En dépit de plusieurs cas signalés, révélés et critiqués, moins de deux
personnes sont punies. L’un des obstacles démontrés, c’est que la justice haïtienne ne
dispose pas suffisamment de provisions légales spécifiques pour contrecarrer ce fléau.
Comment combattre ce fléau ?
- À la fin de son travail, Mme Edouarzin prétend pallier ce vide à travers ses recommandations. En voici quelques-uns :
Voter une loi ou un décret ministériel sur la lutte contre l’exploitation sexuelle où seraient définies toutes les formes d’exploitation. - Renforcer l’unité de lutte contre les agressions sexuelles de la Direction centrale de la Police judiciaire (DCPJ) de façon que des interventions et enquêtes ponctuelles soient menées sur les situations et les cas rapportés.

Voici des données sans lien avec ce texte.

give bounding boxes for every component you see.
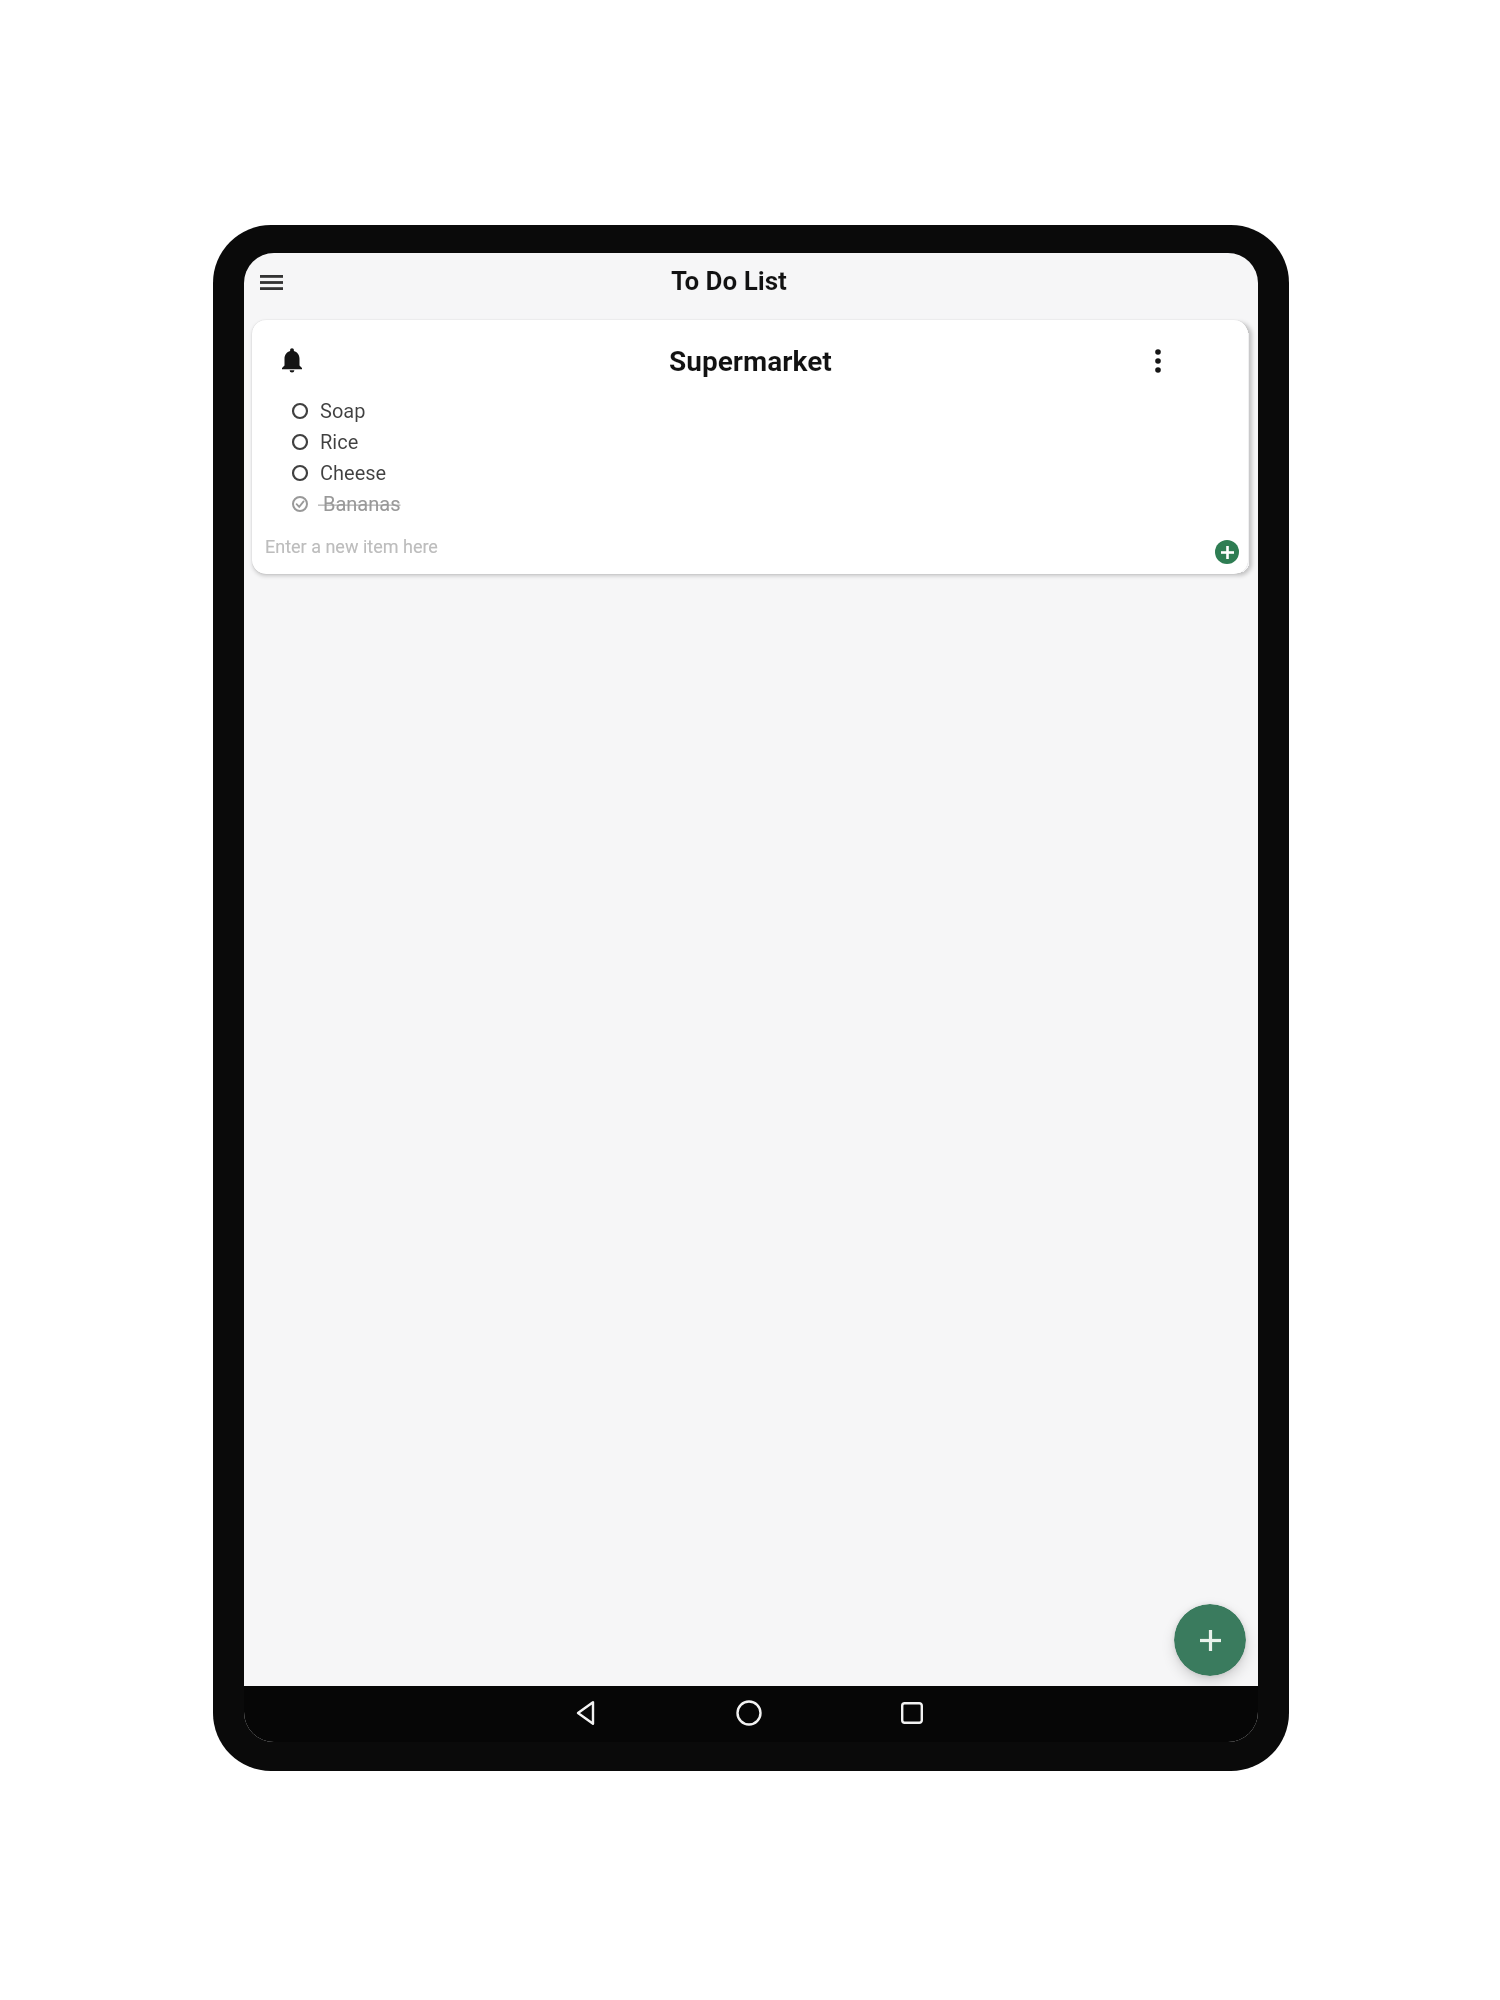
staticText: Rice: [320, 430, 359, 453]
button[interactable]: [271, 339, 313, 381]
staticText: Supermarket: [669, 345, 832, 378]
button[interactable]: [1174, 1604, 1246, 1676]
button[interactable]: [1215, 540, 1239, 564]
button[interactable]: Rice: [282, 426, 602, 457]
staticText: Soap: [320, 399, 366, 422]
staticText: Cheese: [320, 461, 387, 484]
staticText: To Do List: [671, 266, 787, 296]
button[interactable]: Soap: [282, 395, 602, 426]
button[interactable]: [725, 1689, 773, 1737]
button[interactable]: [1136, 339, 1180, 383]
button[interactable]: Bananas: [282, 488, 602, 519]
button[interactable]: Enter a new item here: [252, 526, 1248, 574]
button[interactable]: Cheese: [282, 457, 602, 488]
button[interactable]: [888, 1689, 936, 1737]
staticText: Enter a new item here: [265, 536, 438, 557]
staticText: Bananas: [318, 492, 401, 515]
button[interactable]: [248, 259, 294, 305]
button[interactable]: [563, 1689, 611, 1737]
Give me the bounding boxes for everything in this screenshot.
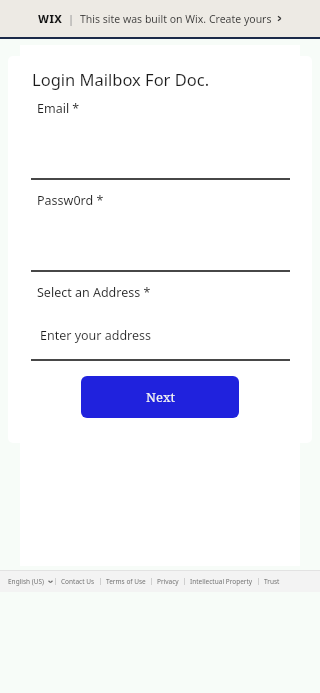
button[interactable]: Next [81,376,239,418]
staticText: Privacy [157,577,179,586]
button[interactable]: Terms of Use [101,574,151,589]
button[interactable]: Privacy [152,574,184,589]
button[interactable]: English (US) [6,577,55,586]
staticText: Passw0rd * [37,192,104,209]
staticText: English (US) [8,577,45,586]
button[interactable]: Contact Us [56,574,100,589]
button[interactable]: Intellectual Property [185,574,258,589]
button[interactable]: Trust [259,574,285,589]
staticText: Next [146,388,175,406]
staticText: Login Mailbox For Doc. [32,68,210,90]
staticText: Intellectual Property [190,577,253,586]
staticText: Contact Us [61,577,95,586]
staticText: | [68,11,75,26]
staticText: Terms of Use [106,577,146,586]
staticText: This site was built on Wix. Create yours [80,12,272,26]
other: Change language [48,579,53,584]
staticText: Select an Address * [37,284,151,301]
staticText: Trust [264,577,280,586]
staticText: Email * [37,100,80,117]
button[interactable]: WIX [0,0,320,37]
staticText: Enter your address [40,327,152,344]
staticText: WIX [38,11,63,26]
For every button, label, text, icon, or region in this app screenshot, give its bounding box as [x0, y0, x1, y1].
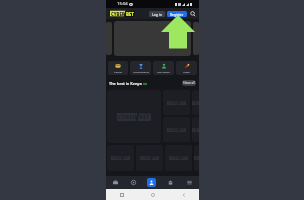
staticText: BET: [152, 156, 158, 160]
staticText: BET: [139, 113, 150, 121]
button[interactable]: CYBER: [107, 90, 161, 143]
staticText: CYBER: [112, 156, 123, 160]
staticText: Crash: [183, 70, 190, 73]
button[interactable]: Crash: [176, 61, 197, 75]
button[interactable]: Log in: [149, 11, 165, 17]
staticText: Log in: [152, 12, 162, 17]
staticText: CYBER: [168, 128, 179, 132]
staticText: CYBER: [195, 156, 199, 160]
button[interactable]: CYBER: [163, 90, 190, 115]
staticText: Live casino: [157, 70, 170, 73]
button[interactable]: [114, 21, 191, 56]
button[interactable]: CYBER: [165, 145, 192, 171]
button[interactable]: CYBER: [192, 117, 199, 142]
button[interactable]: CYBER: [194, 145, 199, 171]
staticText: Casino: [114, 70, 122, 73]
staticText: CYBER: [118, 113, 137, 121]
button[interactable]: Casino: [108, 61, 128, 75]
button[interactable]: CYBER BET home: [110, 10, 135, 17]
staticText: BET: [123, 156, 129, 160]
button[interactable]: Casino: [106, 176, 124, 189]
staticText: Show all: [183, 81, 195, 85]
staticText: BET: [179, 101, 185, 105]
button[interactable]: Search: [189, 10, 197, 18]
staticText: Tournaments: [133, 70, 149, 73]
button[interactable]: Live casino: [153, 61, 174, 75]
button[interactable]: CYBER: [107, 145, 134, 171]
button[interactable]: Profile: [142, 176, 161, 189]
button[interactable]: Live casino: [124, 176, 142, 189]
staticText: CYBER: [170, 156, 181, 160]
staticText: BET: [126, 11, 134, 17]
button[interactable]: Home: [137, 189, 168, 200]
button[interactable]: Show all: [182, 80, 196, 86]
staticText: CYBER: [111, 11, 125, 17]
staticText: CYBER: [193, 128, 199, 132]
staticText: BET: [181, 156, 187, 160]
button[interactable]: Register: [167, 11, 187, 17]
button[interactable]: CYBER: [192, 90, 199, 115]
staticText: 15:04: [117, 1, 128, 7]
staticText: BET: [179, 128, 185, 132]
button[interactable]: Promotions: [161, 176, 180, 189]
staticText: CYBER: [141, 156, 152, 160]
staticText: CYBER: [168, 101, 179, 105]
staticText: CYBER: [193, 101, 199, 105]
button[interactable]: Recents: [106, 189, 137, 200]
button[interactable]: CYBER: [163, 117, 190, 142]
button[interactable]: Menu: [180, 176, 199, 189]
staticText: Register: [170, 12, 184, 17]
staticText: The best in Kenya: [109, 81, 142, 86]
button[interactable]: CYBER: [136, 145, 163, 171]
button[interactable]: Back: [168, 189, 199, 200]
button[interactable]: Tournaments: [130, 61, 151, 75]
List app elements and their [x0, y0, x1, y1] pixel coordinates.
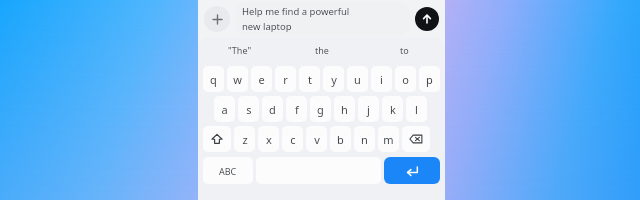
- button[interactable]: ABC: [203, 157, 253, 184]
- staticText: ABC: [219, 165, 237, 177]
- staticText: o: [402, 72, 409, 87]
- staticText: u: [354, 72, 361, 87]
- button[interactable]: Send: [415, 7, 439, 31]
- button[interactable]: v: [306, 126, 327, 152]
- button[interactable]: u: [347, 66, 368, 92]
- button[interactable]: b: [330, 126, 351, 152]
- staticText: the: [315, 44, 329, 56]
- button[interactable]: j: [358, 96, 379, 122]
- staticText: a: [221, 102, 228, 117]
- staticText: "The": [228, 44, 252, 56]
- staticText: v: [314, 132, 320, 147]
- button[interactable]: Backspace: [402, 126, 430, 152]
- button[interactable]: z: [234, 126, 255, 152]
- staticText: w: [233, 72, 242, 87]
- staticText: x: [266, 132, 272, 147]
- staticText: p: [426, 72, 433, 87]
- staticText: r: [283, 72, 288, 87]
- button[interactable]: n: [354, 126, 375, 152]
- staticText: s: [246, 102, 252, 117]
- button[interactable]: l: [406, 96, 427, 122]
- staticText: k: [390, 102, 396, 117]
- button[interactable]: m: [378, 126, 399, 152]
- button[interactable]: g: [310, 96, 331, 122]
- button[interactable]: d: [262, 96, 283, 122]
- button[interactable]: i: [371, 66, 392, 92]
- staticText: c: [290, 132, 296, 147]
- button[interactable]: w: [227, 66, 248, 92]
- staticText: new laptop: [242, 20, 292, 33]
- staticText: b: [337, 132, 344, 147]
- button[interactable]: y: [323, 66, 344, 92]
- button[interactable]: x: [258, 126, 279, 152]
- button[interactable]: f: [286, 96, 307, 122]
- button[interactable]: s: [238, 96, 259, 122]
- staticText: n: [361, 132, 368, 147]
- staticText: t: [308, 72, 312, 87]
- button[interactable]: h: [334, 96, 355, 122]
- staticText: e: [258, 72, 265, 87]
- button[interactable]: r: [275, 66, 296, 92]
- staticText: to: [400, 44, 409, 56]
- button[interactable]: Help me find a powerful: [236, 2, 410, 36]
- button[interactable]: c: [282, 126, 303, 152]
- staticText: h: [341, 102, 348, 117]
- button[interactable]: t: [299, 66, 320, 92]
- button[interactable]: q: [203, 66, 224, 92]
- staticText: y: [331, 72, 337, 87]
- button[interactable]: the: [281, 37, 363, 63]
- button[interactable]: a: [214, 96, 235, 122]
- staticText: m: [383, 132, 394, 147]
- staticText: z: [242, 132, 248, 147]
- button[interactable]: to: [363, 37, 445, 63]
- staticText: j: [367, 102, 370, 117]
- button[interactable]: Shift: [203, 126, 231, 152]
- staticText: q: [210, 72, 217, 87]
- button[interactable]: o: [395, 66, 416, 92]
- staticText: l: [415, 102, 418, 117]
- button[interactable]: Add attachment: [204, 6, 230, 32]
- button[interactable]: Enter: [384, 157, 440, 184]
- staticText: d: [269, 102, 276, 117]
- button[interactable]: "The": [198, 37, 281, 63]
- staticText: g: [317, 102, 324, 117]
- staticText: f: [295, 102, 299, 117]
- staticText: i: [380, 72, 383, 87]
- staticText: Help me find a powerful: [242, 5, 350, 18]
- button[interactable]: p: [419, 66, 440, 92]
- button[interactable]: e: [251, 66, 272, 92]
- button[interactable]: k: [382, 96, 403, 122]
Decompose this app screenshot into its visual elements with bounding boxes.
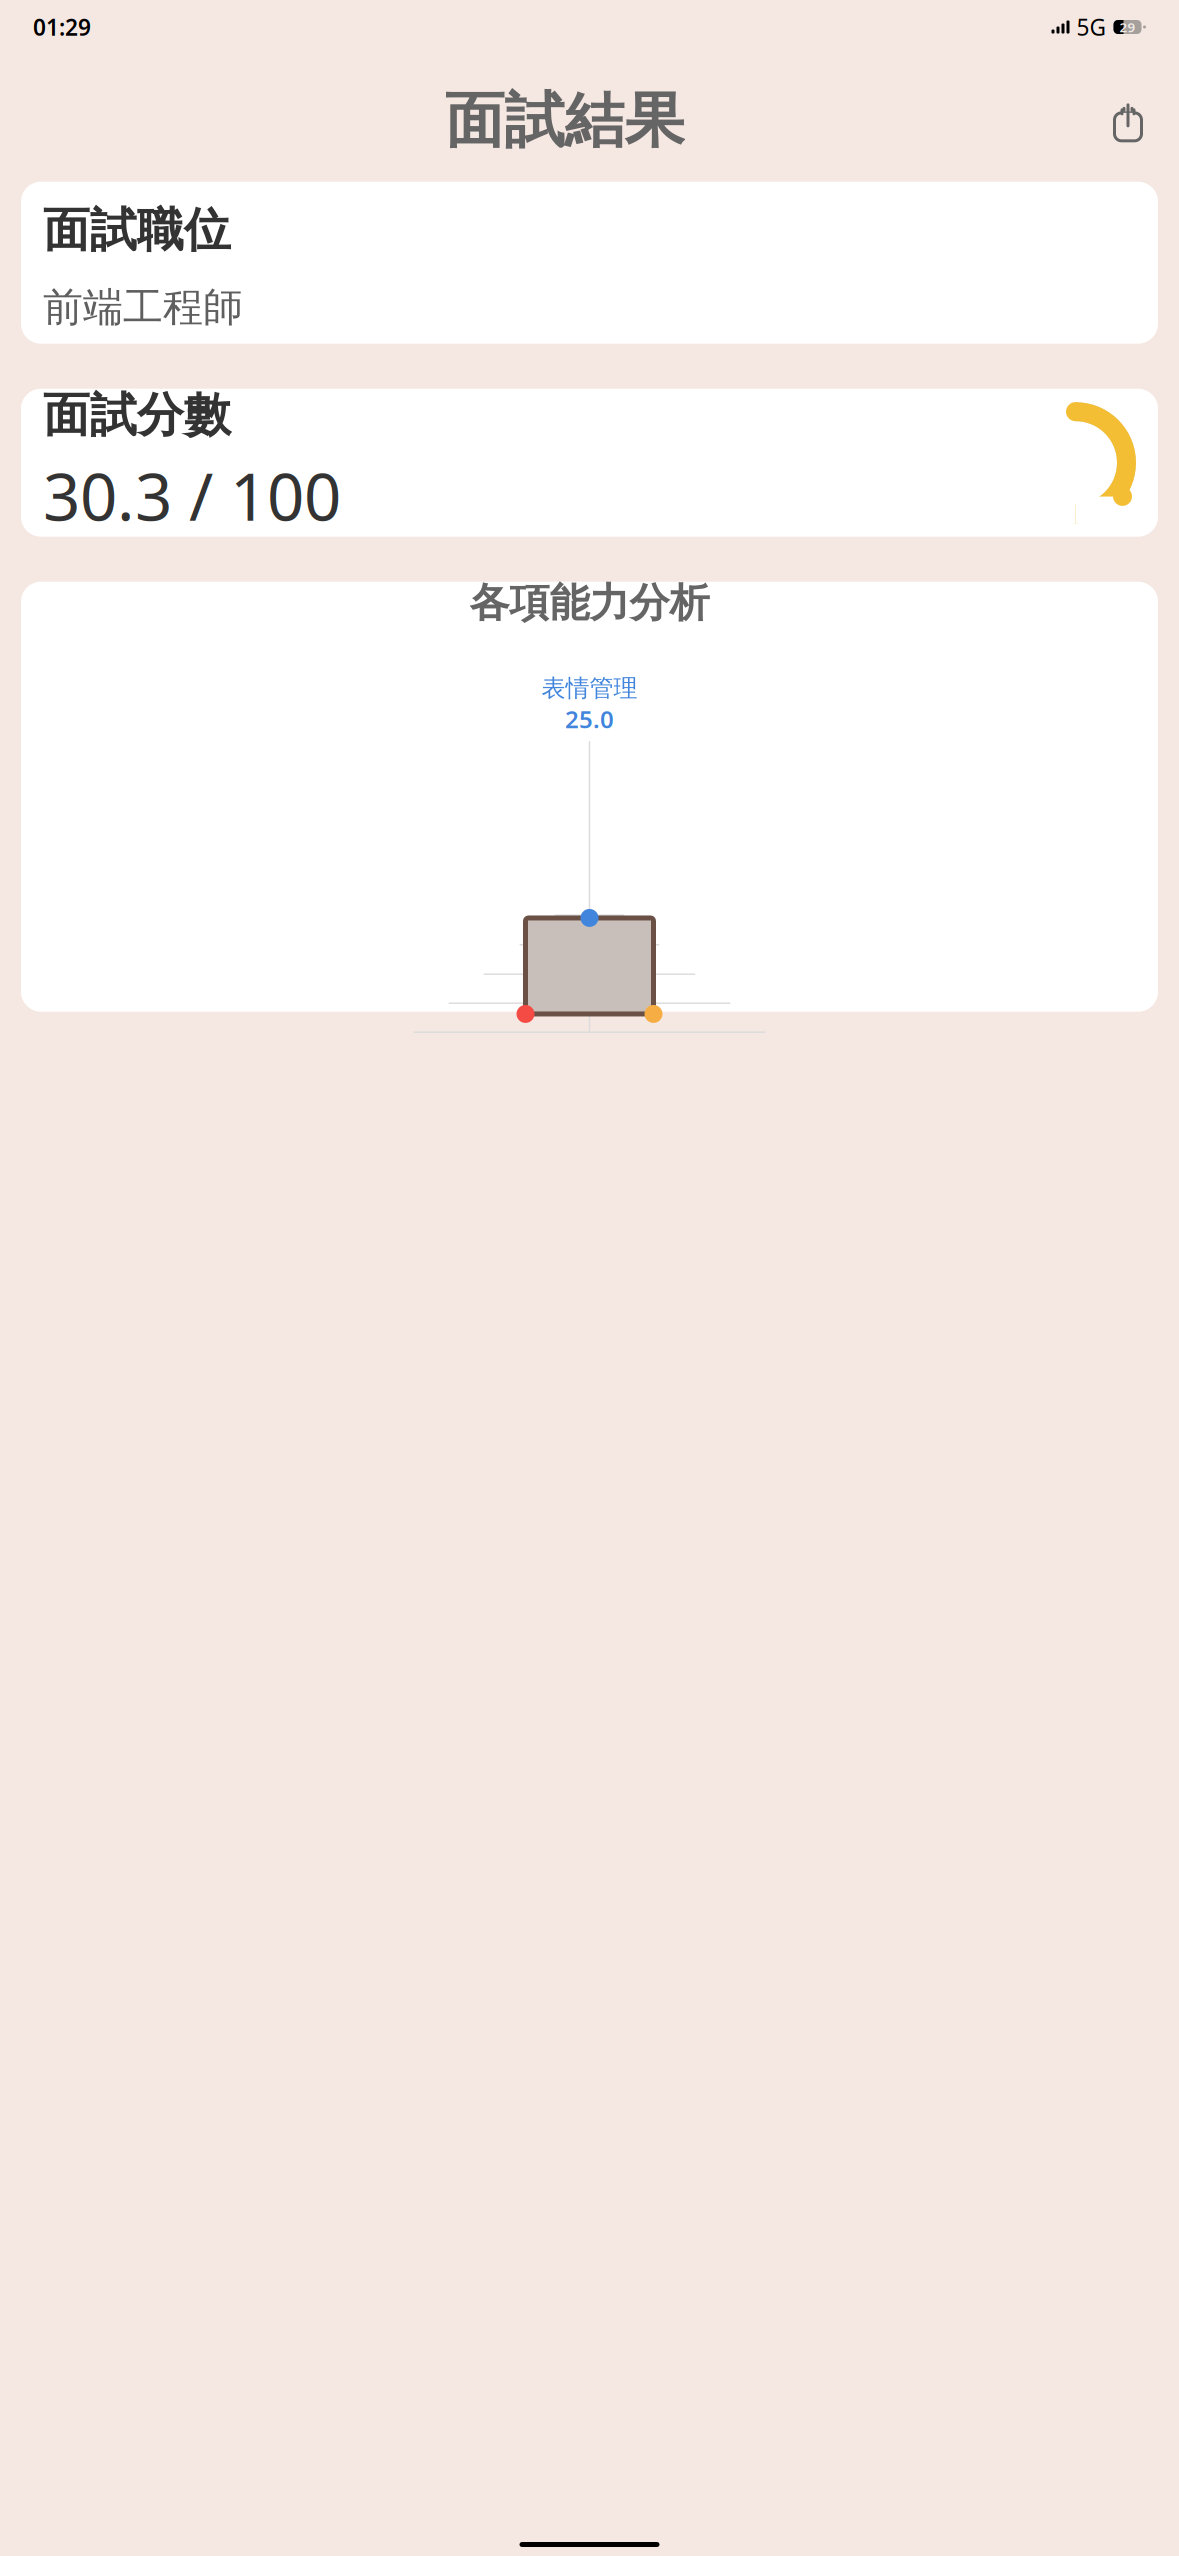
staticText: 01:29 — [33, 12, 91, 42]
staticText: 各項能力分析 — [470, 578, 710, 628]
staticText: 表情管理 — [542, 674, 638, 703]
button[interactable]: Share — [1103, 94, 1153, 147]
staticText: 面試結果 — [444, 84, 684, 158]
staticText: 29 — [1120, 18, 1136, 36]
staticText: 25.0 — [565, 703, 614, 735]
staticText: 前端工程師 — [43, 283, 243, 332]
staticText: 5G — [1076, 12, 1106, 42]
staticText: 面試職位 — [43, 202, 231, 259]
staticText: 面試分數 — [43, 387, 231, 444]
staticText: 30.3 / 100 — [43, 452, 341, 539]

- Renforcer les ressources de la Brigade de la Protection des Mineurs au sein de la DCPJ, afin de faciliter les interventions en temps réel.
- Renforcer les tribunaux locaux avec des juges femmes qui sont formées sur la traite des personnes, l’exploitation sexuelle de mineures de façon à détourner toute tentative de corruption et d’arrangement à l’amiable entre les victimes, les familles des victimes et les criminels.
- Mettre sur pied une cellule/un point focal pour l’accueil des victimes d’exploitation sexuelle dans les commissariats de police et faire en sorte que toutes les personnes faisant partie du corps policier soient sensibilisées à cette cause, en vue d’un meilleur accueil des victimes et d’un bon référencement vers les services existants.
- Mettre sur pied des maisons ou centres d’hébergement qui viennent en aide aux filles et femmes qui souhaitent sortir de la prostitution, car souvent les motifs des travailleuses du sexe ne sont pas le désir ou le plaisir, mais plutôt les contraintes de la vie ou de proxénètes.
Ainsi, les filles exploitées et leurs proches sauront où se diriger, car souvent elles ont peur des bourreaux ou n’ont pas de moyens ou d’accompagnement suffisants pour les poursuites judiciaires, croit Rose Catherine Edouarzin, maître en Travail social.